# Find tension force on 2 boxes on a ramp

1. Feb 29, 2016

### Johnson1704

1. The problem statement, all variables and given/known data
You are lowering two boxes, one on top of the other, down the ramp shown in the figure (Figure 1) by pulling on a rope parallel to the surface of the ramp. Both boxes move together at a constant speed of 19.0 cm/s . The coefficient of kinetic friction between the ramp and the lower box is 0.457, and the coefficient of static friction between the two boxes is 0.818.

2. Questions

A What force do you need to exert to accomplish this?
B What is the magnitude of the friction force on the upper box?

3. Relevant equations

X forces: Fpull - Ffr - Fg*sin(theta) = 0
Y forces: Fn - Fg*cos(theta) = 0
Ffr = mu_k * Fn

3. The attempt at a solution (A)
I found theta to be 27.76
Ffr = mu_k * [Fg*cos(theta)]
Ffr = 317.0513 N
Fpull = Ffr + Fg*sin(theta) = 6782.214 N

The solutions i've seen on this forum say to use -Fgsin(theta) but i don't see why it would be negative.
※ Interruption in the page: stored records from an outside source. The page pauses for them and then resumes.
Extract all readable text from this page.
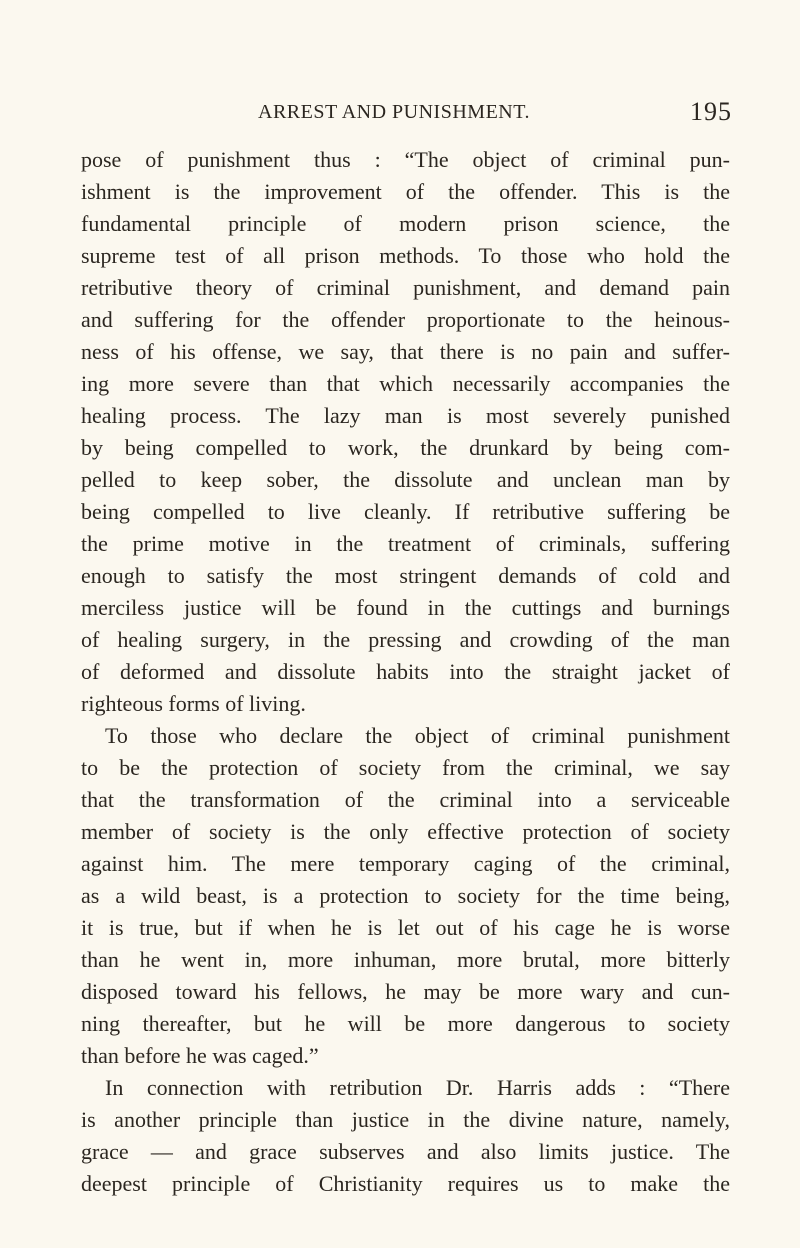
ARREST AND PUNISHMENT.	195
pose of punishment thus : “The object of criminal pun-
ishment is the improvement of the offender. This is the
fundamental principle of modern prison science, the
supreme test of all prison methods. To those who hold the
retributive theory of criminal punishment, and demand pain
and suffering for the offender proportionate to the heinous-
ness of his offense, we say, that there is no pain and suffer-
ing more severe than that which necessarily accompanies the
healing process. The lazy man is most severely punished
by being compelled to work, the drunkard by being com-
pelled to keep sober, the dissolute and unclean man by
being compelled to live cleanly. If retributive suffering be
the prime motive in the treatment of criminals, suffering
enough to satisfy the most stringent demands of cold and
merciless justice will be found in the cuttings and burnings
of healing surgery, in the pressing and crowding of the man
of deformed and dissolute habits into the straight jacket of
righteous forms of living.
To those who declare the object of criminal punishment
to be the protection of society from the criminal, we say
that the transformation of the criminal into a serviceable
member of society is the only effective protection of society
against him. The mere temporary caging of the criminal,
as a wild beast, is a protection to society for the time being,
it is true, but if when he is let out of his cage he is worse
than he went in, more inhuman, more brutal, more bitterly
disposed toward his fellows, he may be more wary and cun-
ning thereafter, but he will be more dangerous to society
than before he was caged.”
In connection with retribution Dr. Harris adds : “There
is another principle than justice in the divine nature, namely,
grace — and grace subserves and also limits justice. The
deepest principle of Christianity requires us to make the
I've checked my work so many times

Last edited: Feb 29, 2016
2. Feb 29, 2016

### Johnson1704

bump

3. Feb 29, 2016

### Johnson1704

please brahs, it's been a solid 2 hours i've been on this problem

4. Feb 29, 2016

### PhanthomJay

in what direction is:
the force of the pull on the boxes?
the force of the gravity component acting parallel to the plane?
the direction of motion of the boxes?
the direction of the friction force?

Show how you are arriving at these numbers step by step.

5. Feb 29, 2016

### haruspex

You did not attach the figure, so you need to describe the set up in more detail. "Lowering" suggests you are pulling up the ramp, parallel to it perhaps, to prevent the boxes accelerating down. Or maybe the rope is vertical?
You say you found the slope to be 27.76 degrees - based on what?

6. Mar 8, 2016

### Johnson1704

I figured it out about 30 mins after I posted and deleted the attachment and was gonna delete the post but couldn't figure it out. Thanks though!!